Suddenly everyone I know is a football fan. No, not the kind of football game with guys all padded up to play on Saturday or Sunday (I live in the South where those football fans have always existed). This is the kind we Americans refer to as soccer. By-the-way, I did read an article that the word “soccer” really came from the Brits, who apparently scorn the US for calling it that today. Life is hard when the rules keep changing….
Of course the American team making it past the first round of the 2010 World Cup probably prompted the sudden popularity. Although ironically around here in the US South hundreds, perhaps thousands, of kids play soccer, my son included. He just made the travel team- meaning I get to travel a hundred miles to Jacksonville, Fl., every other Saturday this Fall. But previously we rarely watched soccer on television or saw any pictures in our local newspaper.
For the last couple weeks restaurants and bars have been advertising their big screen televisions and food and drink specials for the World Cup tournament game days, just like what they do for our college and professional football game days in the Fall.
The interest in the FIFA World Cup is of course huge in the rest of the world. It takes place every four years and rotates locations around the world. The 2010 tournament is being placed in South Africa. The 2014 FIFA World Cup is expected to be played in Brazil.
The spike in interest here in the US and around the world impacts our digital asset management system since many of the larger newspapers use our system to manage photographs-those generated by their staffs and those that come from the wire services. USA TODAY, one of our customers, has reported more than 3000 “football” pictures being sent from wire services on game days. The usual TOTAL number of pictures they get per day from all stories around the world runs between 7000 and 8000. That’s a lot of pictures of guys playing soccer (err, “football”). But wait…
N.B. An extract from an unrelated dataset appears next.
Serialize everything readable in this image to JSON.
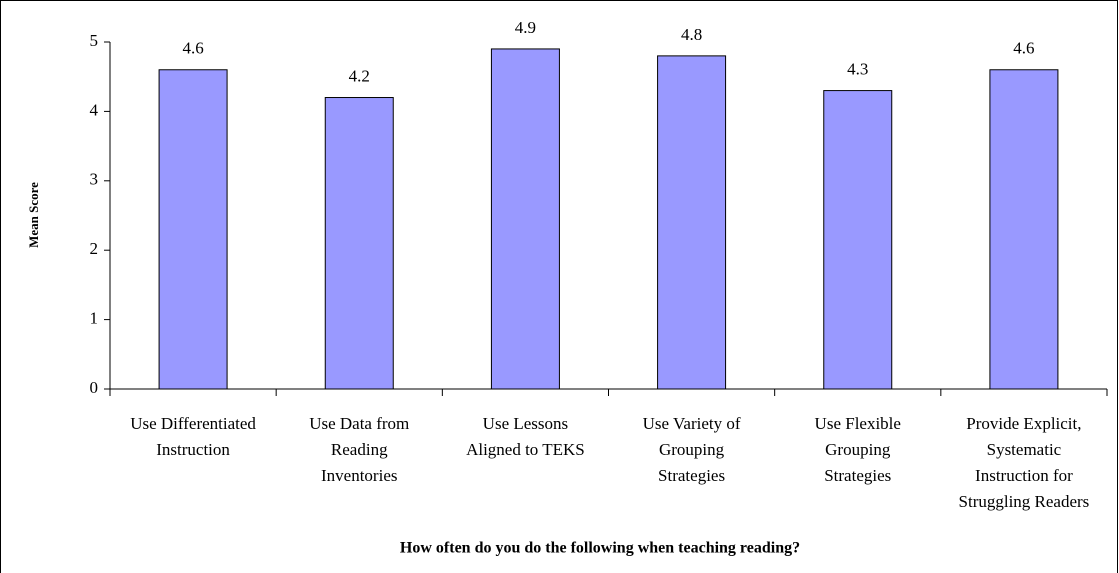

De Telegraaf in The Netherlands uses a Merlin digital asset management system to manage their photos, along with their stories and PDF pages for several of their publications throughout the country. Since The Netherlands team played and beat Uruguay in the semi-final match and made it to the finals against Spain, interest is enormous for their readers. They have a large Merlin system and typically ingest around 70,000 pictures per day. On the day of the semi-final game they put in 17,000 more pictures just from the World Cup, or an average of one soccer (sorry, “football”) picture every 5 seconds, for 24 hours a day (in reality they probably were seeing a few new soccer pictures each second during the games, and hopefully some quiet during the overnight periods!).
With Merlin’s modular expansion, our support team was able to help De Telegraaf configure their system to process and index (so that the captions and metadata are searchable) this overflow amount. They distributed the various wire service and local photographers’ flows across a couple servers running our input processing tool. Editors were able to monitor all incoming pictures in one screen, or they could have multiple screens, each with pictures from a different game, all updating dynamically non stop. I can only imagine 30-45 new pictures to look at every minute during and right after game time!
Not to date myself, but when I started in photojournalism in the 80’s the most prolific source of photos, the Associated Press, delivered one photo every 10 minutes, or a maximum of 144 transmissions per day (and about 15 of those were things like weather maps and charts). Now de Telegraaf’s Merlin is receiving and presenting that many in just over a minute!
I did watch the final game Sunday and I was cheering for the orange-The Netherlands team-because I do have friends there. The only good thing was the little guy on Spain’s team scored the winning goal and that made my son (who is on the small side) happy and gave him confidence for his upcoming season.